The theme for NAIDOC Week this year honours indigenous women who have led and supported their communities. The mothers, aunts, sisters and daughters who have laid the foundations upon which others, individually and collectively, have been able to achieve. “Because of her, we can!”

Many of the ‘hers’ to which the theme refers will never be known. These are the women whose work has often gone unrecognised and unheralded, women whose names will be remembered only by their families or within the communities they supported. Recognised or not, however, they are no less important than their more well-known sisters.
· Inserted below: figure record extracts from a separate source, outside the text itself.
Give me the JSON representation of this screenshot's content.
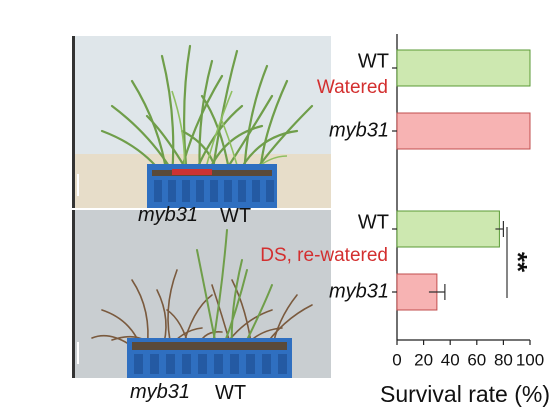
{
  "photos": {
    "top": {
      "genotype_label": "myb31",
      "wt_label": "WT"
    },
    "bottom": {
      "genotype_label": "myb31",
      "wt_label": "WT"
    }
  },
  "chart_data": {
    "type": "bar",
    "orientation": "horizontal",
    "title": "",
    "xlabel": "Survival rate (%)",
    "ylabel": "",
    "xlim": [
      0,
      100
    ],
    "xticks": [
      "0",
      "20",
      "40",
      "60",
      "80",
      "100"
    ],
    "groups": [
      {
        "condition": "Watered",
        "condition_color": "#d32f2f",
        "bars": [
          {
            "category": "WT",
            "value": 100,
            "error": 0,
            "color": "#cde8b0",
            "edge": "#5a9a35"
          },
          {
            "category": "myb31",
            "value": 100,
            "error": 0,
            "color": "#f7b3b3",
            "edge": "#c24d4d"
          }
        ]
      },
      {
        "condition": "DS, re-watered",
        "condition_color": "#d32f2f",
        "bars": [
          {
            "category": "WT",
            "value": 77,
            "error": 3,
            "color": "#cde8b0",
            "edge": "#5a9a35"
          },
          {
            "category": "myb31",
            "value": 30,
            "error": 6,
            "color": "#f7b3b3",
            "edge": "#c24d4d"
          }
        ]
      }
    ],
    "significance": "**",
    "grid": false,
    "legend": "none"
  }
}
Two of the more well-known women being honoured this week are notable here through indirect links to Braidwood: Mum Shirl and Oodgeroo. The former through a link with local identity Jack Featherstone, who worked with Mum Shirl in his Redfern days, and the latter through the late Judith Wright who worked with Oodgeroo (formerly known as Kath Walker) in the early days of her activism for aboriginal rights.

Mum Shirl was a Wiradjuri woman, but lived and worked most of her life in inner Sydney. She dedicated her life to social justice for aboriginal people and in the process was a founding member of a founding member of the Aboriginal Legal Service, the Aboriginal Medical Service, the Aboriginal Tent Embassy, the Aboriginal Children’s Service and the Aboriginal Housing Company in Redfern. 

Oodgeroo Noonuccal was a poet and activist from North Stradbroke Island. She was the first aboriginal person to publish a book of poetry and while her work received critical acclaim, there was some disquiet about the themes of activism and protest in her work. In the 1960s Oodgeroo was a prominent lobbyist for the inclusion of Indigenous people as full citizens of Australia: activism which led to the 1967 referendum and the subsequent amendment to the Constitution. 

When Mum Shirl and Oodgeroo were working for their communities, they were up against formidable odds. Not just pervasive colonial racism, but institutional barriers: restrictive laws that applied only to Indigenous people.

Because of women like Mum Shirl, Oodgeroo, Lowitja O’Donoghue, Faith Bandler, Pat O’Shane, Nova Perris, Linda Burney and so many more, we can! Because inclusion makes us strong.